ЮНОША: В твоей трактовке создается впечатление, что Адлер тоже рассматривает жизнь как некую историю.
ФИЛОСОФ: Жизненный стиль существует здесь и сейчас, и ты не можешь это изменить по своему желанию. Жизнь в прошлом кажется прямой линией лишь из-за твоих бесчисленных решений никогда не меняться. Жизнь, которая тебе предстоит, – это чистый лист, и там нет никаких путеводных нитей, никакого продолжения сюжета.
ЮНОША: Но это означает, что нужно жить одним мгновением. Хуже того, это порочный гедонизм!

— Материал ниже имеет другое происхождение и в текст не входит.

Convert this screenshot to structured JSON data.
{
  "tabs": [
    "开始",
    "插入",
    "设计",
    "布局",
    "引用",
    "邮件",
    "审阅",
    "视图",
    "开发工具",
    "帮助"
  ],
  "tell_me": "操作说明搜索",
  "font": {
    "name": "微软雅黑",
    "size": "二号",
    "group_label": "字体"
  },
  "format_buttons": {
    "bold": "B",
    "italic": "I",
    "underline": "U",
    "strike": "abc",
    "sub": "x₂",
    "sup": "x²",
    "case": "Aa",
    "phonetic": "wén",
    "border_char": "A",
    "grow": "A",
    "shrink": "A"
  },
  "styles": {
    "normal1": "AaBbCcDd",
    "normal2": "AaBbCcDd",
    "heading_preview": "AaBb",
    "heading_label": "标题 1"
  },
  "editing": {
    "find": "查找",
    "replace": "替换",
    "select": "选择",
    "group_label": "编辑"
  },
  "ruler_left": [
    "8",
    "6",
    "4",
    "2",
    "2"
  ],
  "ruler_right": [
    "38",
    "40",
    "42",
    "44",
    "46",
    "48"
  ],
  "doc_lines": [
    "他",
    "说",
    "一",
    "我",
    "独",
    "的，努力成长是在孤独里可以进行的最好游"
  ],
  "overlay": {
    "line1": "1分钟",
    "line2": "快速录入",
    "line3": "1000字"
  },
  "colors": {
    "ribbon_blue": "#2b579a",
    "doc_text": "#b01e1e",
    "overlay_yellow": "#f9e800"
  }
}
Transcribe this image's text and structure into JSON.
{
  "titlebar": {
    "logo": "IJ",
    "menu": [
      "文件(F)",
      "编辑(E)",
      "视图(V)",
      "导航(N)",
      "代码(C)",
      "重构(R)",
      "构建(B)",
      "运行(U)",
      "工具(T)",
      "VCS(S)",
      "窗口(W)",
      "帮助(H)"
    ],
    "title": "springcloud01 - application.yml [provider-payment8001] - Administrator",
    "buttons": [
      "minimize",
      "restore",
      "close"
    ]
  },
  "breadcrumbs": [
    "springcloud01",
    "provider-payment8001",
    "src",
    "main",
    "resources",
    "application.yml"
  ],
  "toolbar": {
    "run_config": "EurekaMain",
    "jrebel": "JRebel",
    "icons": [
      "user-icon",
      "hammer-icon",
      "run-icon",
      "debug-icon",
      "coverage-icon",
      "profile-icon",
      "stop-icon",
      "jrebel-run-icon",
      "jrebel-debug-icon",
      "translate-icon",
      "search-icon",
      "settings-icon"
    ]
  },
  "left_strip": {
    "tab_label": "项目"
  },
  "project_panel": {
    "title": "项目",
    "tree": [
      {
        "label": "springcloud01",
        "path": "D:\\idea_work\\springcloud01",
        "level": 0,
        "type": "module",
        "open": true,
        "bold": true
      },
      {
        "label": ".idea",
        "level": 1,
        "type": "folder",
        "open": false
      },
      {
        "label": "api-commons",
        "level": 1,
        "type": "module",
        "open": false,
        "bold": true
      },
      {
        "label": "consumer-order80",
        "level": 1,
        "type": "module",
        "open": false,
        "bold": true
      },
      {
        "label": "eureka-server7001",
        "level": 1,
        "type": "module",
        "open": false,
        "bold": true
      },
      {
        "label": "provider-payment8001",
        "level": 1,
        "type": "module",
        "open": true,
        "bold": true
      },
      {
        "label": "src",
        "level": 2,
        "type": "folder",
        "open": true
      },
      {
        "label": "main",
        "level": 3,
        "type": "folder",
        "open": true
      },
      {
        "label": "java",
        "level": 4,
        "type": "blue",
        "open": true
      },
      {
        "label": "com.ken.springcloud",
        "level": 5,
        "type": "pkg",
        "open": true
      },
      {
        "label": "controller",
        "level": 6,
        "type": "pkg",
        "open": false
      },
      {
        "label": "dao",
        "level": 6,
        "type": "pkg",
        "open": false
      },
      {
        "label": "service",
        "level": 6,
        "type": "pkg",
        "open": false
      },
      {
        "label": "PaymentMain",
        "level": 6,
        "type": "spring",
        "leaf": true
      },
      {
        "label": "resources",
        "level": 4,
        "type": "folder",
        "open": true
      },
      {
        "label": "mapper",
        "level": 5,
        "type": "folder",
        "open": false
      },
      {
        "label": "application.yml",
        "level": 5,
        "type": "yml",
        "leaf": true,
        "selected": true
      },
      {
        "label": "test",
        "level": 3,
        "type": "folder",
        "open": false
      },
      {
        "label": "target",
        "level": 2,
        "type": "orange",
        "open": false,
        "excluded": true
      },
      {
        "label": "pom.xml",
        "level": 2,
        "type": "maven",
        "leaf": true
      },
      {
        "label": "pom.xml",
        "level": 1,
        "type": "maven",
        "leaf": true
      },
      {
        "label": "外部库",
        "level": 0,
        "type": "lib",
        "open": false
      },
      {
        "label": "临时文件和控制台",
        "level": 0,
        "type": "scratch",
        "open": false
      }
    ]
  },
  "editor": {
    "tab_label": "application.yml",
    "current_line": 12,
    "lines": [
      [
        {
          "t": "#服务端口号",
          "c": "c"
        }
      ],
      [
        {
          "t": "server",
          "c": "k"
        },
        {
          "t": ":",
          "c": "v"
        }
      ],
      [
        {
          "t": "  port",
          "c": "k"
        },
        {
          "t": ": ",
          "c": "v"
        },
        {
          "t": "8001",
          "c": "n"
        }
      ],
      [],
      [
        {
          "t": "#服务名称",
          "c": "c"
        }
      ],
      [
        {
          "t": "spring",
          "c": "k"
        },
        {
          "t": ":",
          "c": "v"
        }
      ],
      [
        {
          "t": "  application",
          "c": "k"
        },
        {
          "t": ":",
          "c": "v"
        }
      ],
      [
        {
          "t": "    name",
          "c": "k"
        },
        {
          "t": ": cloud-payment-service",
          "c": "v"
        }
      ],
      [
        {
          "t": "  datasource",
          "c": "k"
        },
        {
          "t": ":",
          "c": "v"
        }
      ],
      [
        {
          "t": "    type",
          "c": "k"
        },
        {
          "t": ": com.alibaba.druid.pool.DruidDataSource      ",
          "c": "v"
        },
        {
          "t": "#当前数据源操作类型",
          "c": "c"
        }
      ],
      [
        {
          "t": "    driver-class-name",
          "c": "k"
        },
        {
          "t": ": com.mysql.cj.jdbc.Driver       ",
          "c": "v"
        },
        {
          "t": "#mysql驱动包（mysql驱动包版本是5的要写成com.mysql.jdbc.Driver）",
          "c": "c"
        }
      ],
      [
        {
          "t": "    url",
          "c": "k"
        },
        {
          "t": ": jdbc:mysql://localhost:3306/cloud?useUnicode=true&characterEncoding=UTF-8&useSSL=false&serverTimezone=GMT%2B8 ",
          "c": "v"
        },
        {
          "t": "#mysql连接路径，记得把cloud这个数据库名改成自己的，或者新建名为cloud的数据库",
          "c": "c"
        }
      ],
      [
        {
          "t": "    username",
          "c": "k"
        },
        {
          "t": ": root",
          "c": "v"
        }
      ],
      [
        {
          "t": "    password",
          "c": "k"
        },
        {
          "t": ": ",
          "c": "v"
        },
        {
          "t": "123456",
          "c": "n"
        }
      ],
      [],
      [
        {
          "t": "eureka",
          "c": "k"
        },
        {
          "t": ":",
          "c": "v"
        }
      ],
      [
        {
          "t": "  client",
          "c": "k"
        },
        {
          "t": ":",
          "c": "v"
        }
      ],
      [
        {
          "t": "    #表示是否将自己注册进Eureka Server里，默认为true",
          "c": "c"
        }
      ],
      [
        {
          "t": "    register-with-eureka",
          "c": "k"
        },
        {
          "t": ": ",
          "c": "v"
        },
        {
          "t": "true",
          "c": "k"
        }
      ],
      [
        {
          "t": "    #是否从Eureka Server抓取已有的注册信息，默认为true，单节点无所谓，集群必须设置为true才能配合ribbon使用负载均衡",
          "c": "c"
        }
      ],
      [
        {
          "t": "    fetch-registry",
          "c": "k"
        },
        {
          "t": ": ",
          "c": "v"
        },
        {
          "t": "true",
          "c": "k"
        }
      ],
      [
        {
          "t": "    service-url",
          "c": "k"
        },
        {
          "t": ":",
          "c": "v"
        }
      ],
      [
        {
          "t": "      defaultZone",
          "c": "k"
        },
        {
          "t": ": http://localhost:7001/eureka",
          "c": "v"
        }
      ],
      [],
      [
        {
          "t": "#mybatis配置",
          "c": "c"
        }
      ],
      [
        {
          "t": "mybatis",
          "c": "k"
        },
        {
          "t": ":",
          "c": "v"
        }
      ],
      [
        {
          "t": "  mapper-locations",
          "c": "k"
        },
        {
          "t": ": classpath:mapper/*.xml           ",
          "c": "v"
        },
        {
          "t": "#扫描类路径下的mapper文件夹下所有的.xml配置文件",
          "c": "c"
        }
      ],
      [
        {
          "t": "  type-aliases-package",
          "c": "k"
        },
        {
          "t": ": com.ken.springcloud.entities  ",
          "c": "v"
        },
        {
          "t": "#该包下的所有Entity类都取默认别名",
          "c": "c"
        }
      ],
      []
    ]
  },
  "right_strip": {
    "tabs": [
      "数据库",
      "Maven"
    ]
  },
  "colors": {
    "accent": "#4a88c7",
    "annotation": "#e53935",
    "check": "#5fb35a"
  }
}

ФИЛОСОФ: Нет. Нужно зажигать свет здесь и сейчас и делать все возможное, честно и добросовестно.
Величайшая жизненная ложь
ЮНОША: Жить честно и добросовестно?
ФИЛОСОФ: К примеру, человек хочет поступить в университет, но не делает попыток приступить к учебе. Значит, он не живет добросовестно здесь и сейчас. Возможно, вступительные экзамены начнутся еще не скоро. Возможно, человек еще не решил, какие предметы он должен изучать и чему уделить больше внимания. Тем не менее достаточно понемногу продвигаться вперед: каждый день можно заучивать математические формулы или запоминать иностранные слова. Короче говоря, нужно исполнять выбранный танец. Поступая таким образом, человек сможет думать: «Вот то, что я сделал за сегодняшний день», и будет уверен, что не зря потратил свое время. То же самое, наверное, можно сказать про твоего отца: он добросовестно исполнял танец своей повседневной работы. Он жил здесь и сейчас, не имея великой цели или необходимости в ее достижении. Если все обстояло так, то можно сказать, что твой отец прожил счастливую жизнь.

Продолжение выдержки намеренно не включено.